Akshay Bhatia is a one-time PGA TOUR winner and has been a professional since 2019, but the fact remains: He is only 22 years old. Someone that young might prefer to avoid embracing the stress of leading a tournament after 54 holes, especially with a four-stroke lead. But Bhatia seems to almost thrive on it.

He has certain ways of dealing with it all. For example, on Saturday morning, after he discussed with his sports psychologist the many possibilities, good and bad, that come with playing in the last group with a lead, Bhatia took a black marker and wrote the words “Race Your Race” on his left wrist. It was a reminder for the part of him that is still young and raw.

“I’m just going at my own pace, focusing on myself, keeping the blinders right in front of me,” he said. “I looked at it all the time.”

It seemed to work. Bhatia shot 4-under 68 on a rain-softened TPC San Antonio, growing his lead to four. He made two bogeys, six birdies and a lot of new fans. He said he never let his mind wander into dark places. He relied on the lessons his mental coach, Ryan Davis of the Center for Athletic Performance Enhancement, has been trying to embed. He kept his head up, his eyes straight ahead.

“I was never calm today,” Bhatia admitted, “and it was the hardest thing to deal with. It’s just so hard. You feel so tense, and all these things in your stomach, your mind can kind of go one way. I kept to my game plan.”

Akshay Bhatia drains birdie putt at Valero

The winner of the 2023 Barracuda Championship, Bhatia has a story that many now know. He grew up in California and North Carolina. He skipped college. He wanted the dream of professional golf sooner than most. A lot of it has been hard: the travel, the emotions, the business, the grind, the belief, the faith. He’s growing and leaning into those complexities in ways his peers admire.

“We all battle,” said Brendon Todd, who played with Bhatia in the third round. “Golf is an emotional, stressful sport. That’s why we love it.”

Bhatia, Todd said, projects a quiet sense of duty — as if his acceptance of the difficulty of tournament golf strengthens him.

His conversations with Davis, by phone or on Zoom, help him find his way. He does so at his own pace. They talk about more than golf shots or winning tournaments, Bhatia said. They talk about the things a 22-year-old might not understand yet about performing under difficult conditions and learning to love that life choice regardless of whether he succeeds.

“I’ve never had an easy life growing up,” Bhatia said. “So anytime anyone sees, ‘Oh, this kid’s making a ton of money, he’s playing on the PGA TOUR, he’s won on the PGA TOUR, that’s just not it. There’s so much more to it than just golf.”

But the golf? This week, there’s been no one better at it than Bhatia.

He shot a 9-under 63 on a rugged, wind-scraped Oaks Course in round one. He followed that with a 2-under 70 to move his lead to five. After 54 holes, he ranks first in Strokes Gained: Tee to Green, second in Approach the Green, second in Putts per Green in Regulation and fifth in Strokes Gained: Around the Green. He looks untouchable. He knows he is not.

“I was talking to my psychologist last night,” Bhatia said. “Just all the stories that could happen.
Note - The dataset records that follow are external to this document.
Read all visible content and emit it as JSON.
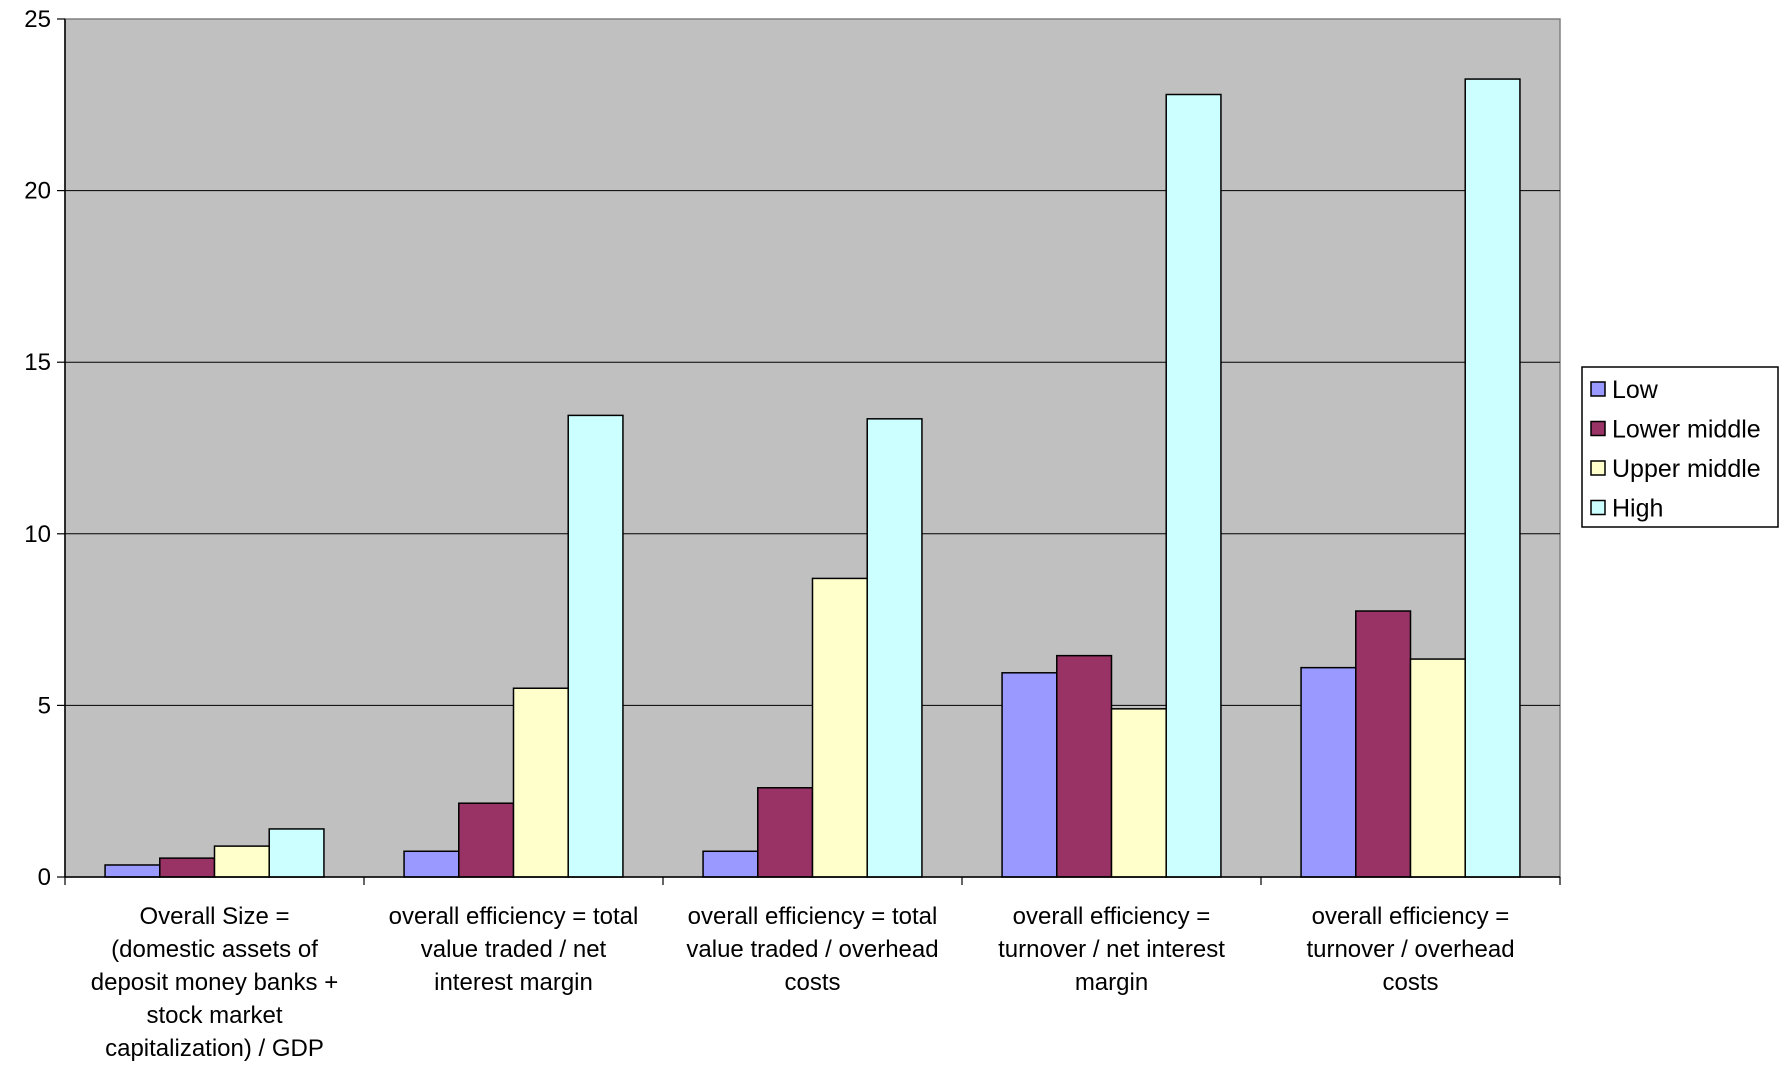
{
  "chart_data": {
    "type": "bar",
    "title": "",
    "xlabel": "",
    "ylabel": "",
    "ylim": [
      0,
      25
    ],
    "yticks": [
      0,
      5,
      10,
      15,
      20,
      25
    ],
    "grid": true,
    "legend_position": "right",
    "categories": [
      [
        "Overall Size =",
        "(domestic assets of",
        "deposit money banks +",
        "stock market",
        "capitalization) / GDP"
      ],
      [
        "overall efficiency = total",
        "value traded / net",
        "interest margin"
      ],
      [
        "overall efficiency = total",
        "value traded / overhead",
        "costs"
      ],
      [
        "overall efficiency =",
        "turnover / net interest",
        "margin"
      ],
      [
        "overall efficiency =",
        "turnover / overhead",
        "costs"
      ]
    ],
    "series": [
      {
        "name": "Low",
        "color": "#9999ff",
        "values": [
          0.35,
          0.75,
          0.75,
          5.95,
          6.1
        ]
      },
      {
        "name": "Lower middle",
        "color": "#993366",
        "values": [
          0.55,
          2.15,
          2.6,
          6.45,
          7.75
        ]
      },
      {
        "name": "Upper middle",
        "color": "#ffffcc",
        "values": [
          0.9,
          5.5,
          8.7,
          4.9,
          6.35
        ]
      },
      {
        "name": "High",
        "color": "#ccffff",
        "values": [
          1.4,
          13.45,
          13.35,
          22.8,
          23.25
        ]
      }
    ],
    "plot_background": "#c0c0c0"
  }
}
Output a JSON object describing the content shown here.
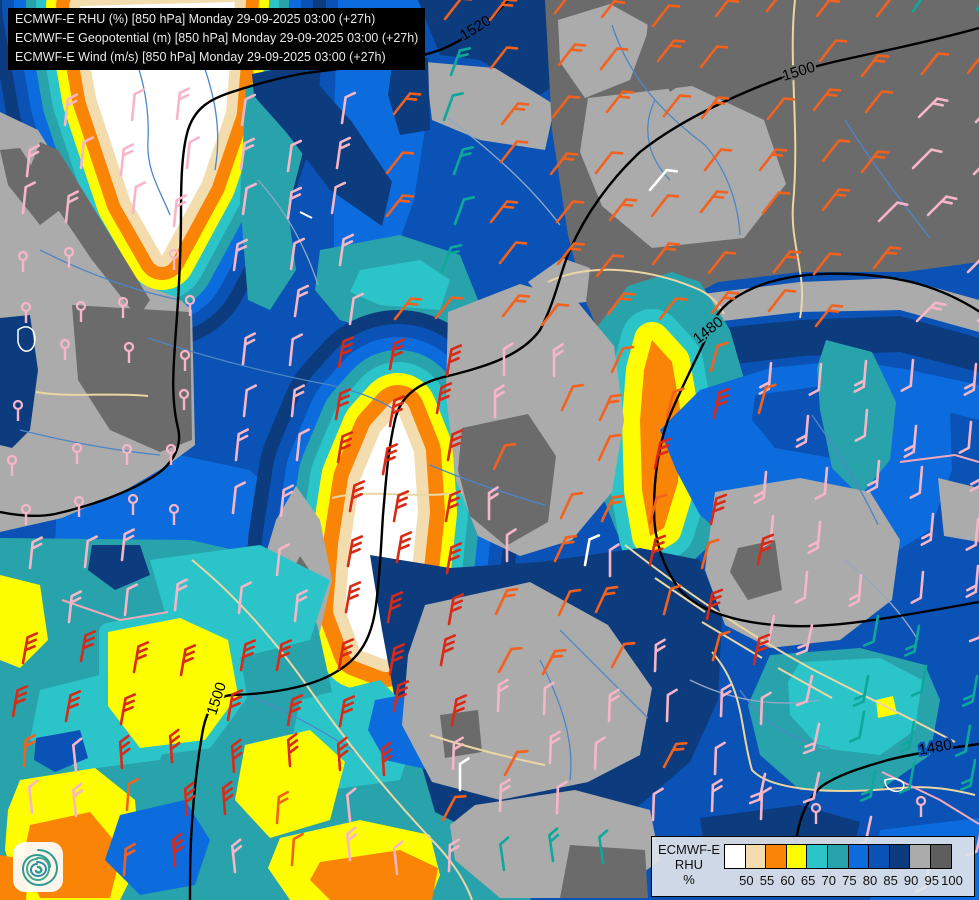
{
  "title_block": {
    "lines": [
      "ECMWF-E RHU (%) [850 hPa] Monday 29-09-2025 03:00 (+27h)",
      "ECMWF-E Geopotential (m) [850 hPa] Monday 29-09-2025 03:00 (+27h)",
      "ECMWF-E Wind (m/s) [850 hPa] Monday 29-09-2025 03:00 (+27h)"
    ]
  },
  "legend": {
    "model_label": "ECMWF-E",
    "variable_label": "RHU",
    "unit_label": "%",
    "thresholds": [
      "50",
      "55",
      "60",
      "65",
      "70",
      "75",
      "80",
      "85",
      "90",
      "95",
      "100"
    ],
    "swatch_colors": [
      "#FFFFFF",
      "#F3DCAD",
      "#FA8405",
      "#FEFE00",
      "#2BC5C9",
      "#29A3AB",
      "#0C6CDE",
      "#0A52B5",
      "#0C3B7E",
      "#ABABAB",
      "#5E5E5E"
    ]
  },
  "contour_labels": [
    {
      "value": "1520"
    },
    {
      "value": "1500"
    },
    {
      "value": "1480"
    },
    {
      "value": "1500"
    },
    {
      "value": "1480"
    }
  ],
  "palette": {
    "white": "#FFFFFF",
    "tan": "#F3DCAD",
    "orange": "#FA8405",
    "yellow": "#FEFE00",
    "cyan": "#2BC5C9",
    "teal": "#29A3AB",
    "bblue": "#0C6CDE",
    "mblue": "#0A52B5",
    "navy": "#0C3B7E",
    "lgray": "#ABABAB",
    "dgray": "#6B6B6B",
    "river": "#4E86C6",
    "border_tan": "#EBD6A4",
    "border_internal": "#93A8C4",
    "border_pink": "#F2A9B9",
    "contour": "#000000",
    "barb_pink": "#F7B6C8",
    "barb_orange": "#F2611D",
    "barb_red": "#D92A17",
    "barb_teal": "#0EA79B",
    "barb_white": "#FFFFFF"
  },
  "logo": {
    "name": "spiral-logo"
  }
}
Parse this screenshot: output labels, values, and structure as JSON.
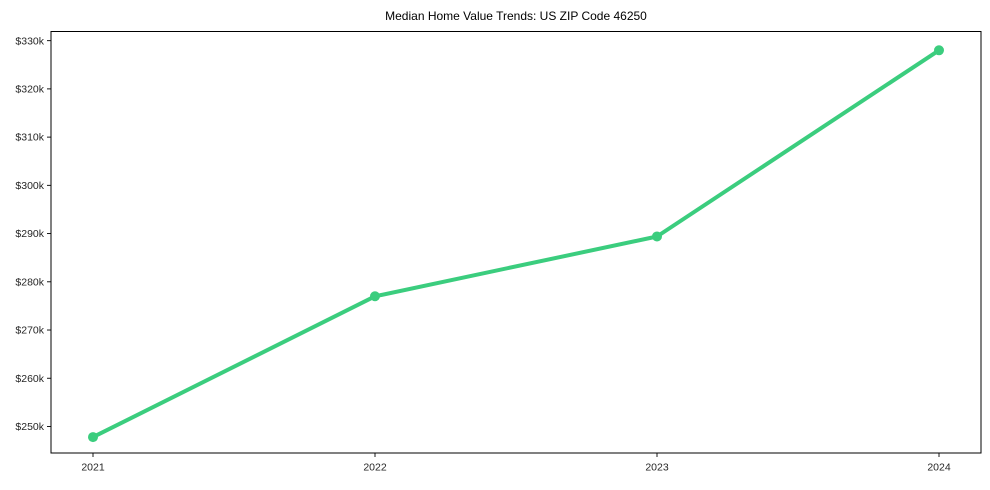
{
  "chart_data": {
    "type": "line",
    "title": "Median Home Value Trends: US ZIP Code 46250",
    "x": [
      "2021",
      "2022",
      "2023",
      "2024"
    ],
    "series": [
      {
        "name": "Median Home Value",
        "values": [
          247800,
          277000,
          289400,
          328000
        ]
      }
    ],
    "xlabel": "",
    "ylabel": "",
    "y_ticks": [
      250000,
      260000,
      270000,
      280000,
      290000,
      300000,
      310000,
      320000,
      330000
    ],
    "y_tick_labels": [
      "$250k",
      "$260k",
      "$270k",
      "$280k",
      "$290k",
      "$300k",
      "$310k",
      "$320k",
      "$330k"
    ],
    "ylim": [
      244500,
      331900
    ],
    "grid": false,
    "legend_position": "none",
    "line_color": "#3bcd7e",
    "marker_color": "#3bcd7e",
    "frame_color": "#000000",
    "tick_text_color": "#262626",
    "title_color": "#000000",
    "background_color": "#ffffff"
  }
}
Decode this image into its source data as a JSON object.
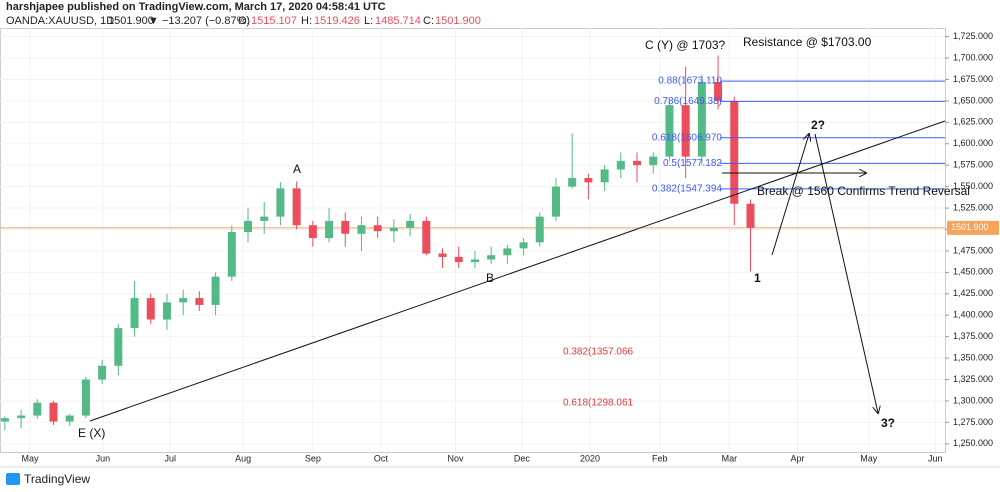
{
  "header": {
    "publisher": "harshjapee published on TradingView.com, March 17, 2020 04:58:41 UTC",
    "symbol": "OANDA:XAUUSD, 1D",
    "price": "1501.900",
    "change": "▼ −13.207 (−0.87%)",
    "ohlc": [
      {
        "label": "O:",
        "value": "1515.107"
      },
      {
        "label": "H:",
        "value": "1519.426"
      },
      {
        "label": "L:",
        "value": "1485.714"
      },
      {
        "label": "C:",
        "value": "1501.900"
      }
    ]
  },
  "footer": {
    "brand": "TradingView"
  },
  "chart_data": {
    "type": "candlestick",
    "up_color": "#53b987",
    "down_color": "#eb4d5c",
    "candles": [
      [
        1276,
        1282,
        1266,
        1280
      ],
      [
        1280,
        1290,
        1268,
        1283
      ],
      [
        1283,
        1302,
        1279,
        1298
      ],
      [
        1298,
        1300,
        1272,
        1276
      ],
      [
        1276,
        1285,
        1271,
        1283
      ],
      [
        1283,
        1328,
        1280,
        1325
      ],
      [
        1325,
        1348,
        1320,
        1341
      ],
      [
        1341,
        1390,
        1330,
        1385
      ],
      [
        1385,
        1440,
        1375,
        1420
      ],
      [
        1420,
        1425,
        1390,
        1395
      ],
      [
        1395,
        1425,
        1383,
        1415
      ],
      [
        1415,
        1430,
        1400,
        1420
      ],
      [
        1420,
        1428,
        1405,
        1412
      ],
      [
        1412,
        1450,
        1400,
        1445
      ],
      [
        1445,
        1505,
        1440,
        1497
      ],
      [
        1497,
        1525,
        1485,
        1510
      ],
      [
        1510,
        1532,
        1495,
        1515
      ],
      [
        1515,
        1555,
        1505,
        1548
      ],
      [
        1548,
        1556,
        1500,
        1505
      ],
      [
        1505,
        1510,
        1480,
        1490
      ],
      [
        1490,
        1525,
        1485,
        1510
      ],
      [
        1510,
        1520,
        1480,
        1495
      ],
      [
        1495,
        1515,
        1475,
        1505
      ],
      [
        1505,
        1515,
        1490,
        1498
      ],
      [
        1498,
        1512,
        1485,
        1502
      ],
      [
        1502,
        1518,
        1492,
        1510
      ],
      [
        1510,
        1515,
        1470,
        1472
      ],
      [
        1472,
        1478,
        1455,
        1468
      ],
      [
        1468,
        1480,
        1455,
        1462
      ],
      [
        1462,
        1475,
        1455,
        1465
      ],
      [
        1465,
        1480,
        1460,
        1470
      ],
      [
        1470,
        1482,
        1460,
        1478
      ],
      [
        1478,
        1490,
        1470,
        1485
      ],
      [
        1485,
        1520,
        1480,
        1515
      ],
      [
        1515,
        1560,
        1510,
        1550
      ],
      [
        1550,
        1612,
        1548,
        1560
      ],
      [
        1560,
        1565,
        1535,
        1555
      ],
      [
        1555,
        1575,
        1545,
        1570
      ],
      [
        1570,
        1590,
        1560,
        1580
      ],
      [
        1580,
        1590,
        1555,
        1575
      ],
      [
        1575,
        1590,
        1565,
        1585
      ],
      [
        1585,
        1650,
        1580,
        1645
      ],
      [
        1645,
        1690,
        1560,
        1585
      ],
      [
        1585,
        1680,
        1575,
        1672
      ],
      [
        1672,
        1703,
        1640,
        1650
      ],
      [
        1650,
        1655,
        1505,
        1530
      ],
      [
        1530,
        1535,
        1451,
        1502
      ]
    ],
    "xlim": [
      -0.3,
      58
    ],
    "xticks": [
      {
        "value": 1.55,
        "label": "May"
      },
      {
        "value": 6.05,
        "label": "Jun"
      },
      {
        "value": 10.2,
        "label": "Jul"
      },
      {
        "value": 14.7,
        "label": "Aug"
      },
      {
        "value": 19,
        "label": "Sep"
      },
      {
        "value": 23.2,
        "label": "Oct"
      },
      {
        "value": 27.8,
        "label": "Nov"
      },
      {
        "value": 31.9,
        "label": "Dec"
      },
      {
        "value": 36.1,
        "label": "2020"
      },
      {
        "value": 40.4,
        "label": "Feb"
      },
      {
        "value": 44.7,
        "label": "Mar"
      },
      {
        "value": 48.9,
        "label": "Apr"
      },
      {
        "value": 53.3,
        "label": "May"
      },
      {
        "value": 57.4,
        "label": "Jun"
      }
    ],
    "ylim": [
      1240.5,
      1735
    ],
    "yticks": [
      {
        "value": 1250,
        "label": "1,250.000"
      },
      {
        "value": 1275,
        "label": "1,275.000"
      },
      {
        "value": 1300,
        "label": "1,300.000"
      },
      {
        "value": 1325,
        "label": "1,325.000"
      },
      {
        "value": 1350,
        "label": "1,350.000"
      },
      {
        "value": 1375,
        "label": "1,375.000"
      },
      {
        "value": 1400,
        "label": "1,400.000"
      },
      {
        "value": 1425,
        "label": "1,425.000"
      },
      {
        "value": 1450,
        "label": "1,450.000"
      },
      {
        "value": 1475,
        "label": "1,475.000"
      },
      {
        "value": 1500,
        "label": "1,500.000"
      },
      {
        "value": 1525,
        "label": "1,525.000"
      },
      {
        "value": 1550,
        "label": "1,550.000"
      },
      {
        "value": 1575,
        "label": "1,575.000"
      },
      {
        "value": 1600,
        "label": "1,600.000"
      },
      {
        "value": 1625,
        "label": "1,625.000"
      },
      {
        "value": 1650,
        "label": "1,650.000"
      },
      {
        "value": 1675,
        "label": "1,675.000"
      },
      {
        "value": 1700,
        "label": "1,700.000"
      },
      {
        "value": 1725,
        "label": "1,725.000"
      }
    ],
    "last_price": {
      "value": 1501.9,
      "label": "1501.900",
      "color": "#f7a35c"
    },
    "fib_levels": [
      {
        "value": 1673.11,
        "label": "0.88(1673.110"
      },
      {
        "value": 1649.38,
        "label": "0.786(1649.38)"
      },
      {
        "value": 1606.97,
        "label": "0.618(1606.970"
      },
      {
        "value": 1577.182,
        "label": "0.5(1577.182"
      },
      {
        "value": 1547.394,
        "label": "0.382(1547.394"
      }
    ],
    "fib_color": "#3d5afe",
    "target_levels": [
      {
        "value": 1357.066,
        "label": "0.382(1357.066"
      },
      {
        "value": 1298.061,
        "label": "0.618(1298.061"
      }
    ],
    "target_color": "#e53935",
    "annotations": {
      "c": "C (Y) @ 1703?",
      "resistance": "Resistance @ $1703.00",
      "a": "A",
      "b": "B",
      "e": "E (X)",
      "w1": "1",
      "w2": "2?",
      "w3": "3?",
      "break": "Break @ 1560 Confirms Trend Reversal"
    }
  }
}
What if I lose this lead? What if this lead goes to 10? So many things are in your mind.”

By the end of a cooler, misty and slightly less windy Saturday afternoon in south Texas, the questions haven’t gone away. Bhatia wasn’t running from them. He was moving toward them. After his round, Bhatia spoke openly — almost enthusiastically — about the challenges he faces with one round to go. He said there was no use in pretending.

“I’m just true to myself,” he said. “I mean, I’d rather speak it to someone than not at all. I love sharing my story. I love being honest and whether I get hate for it or not, it doesn’t matter. It’s kind of who I am and who I try to be.”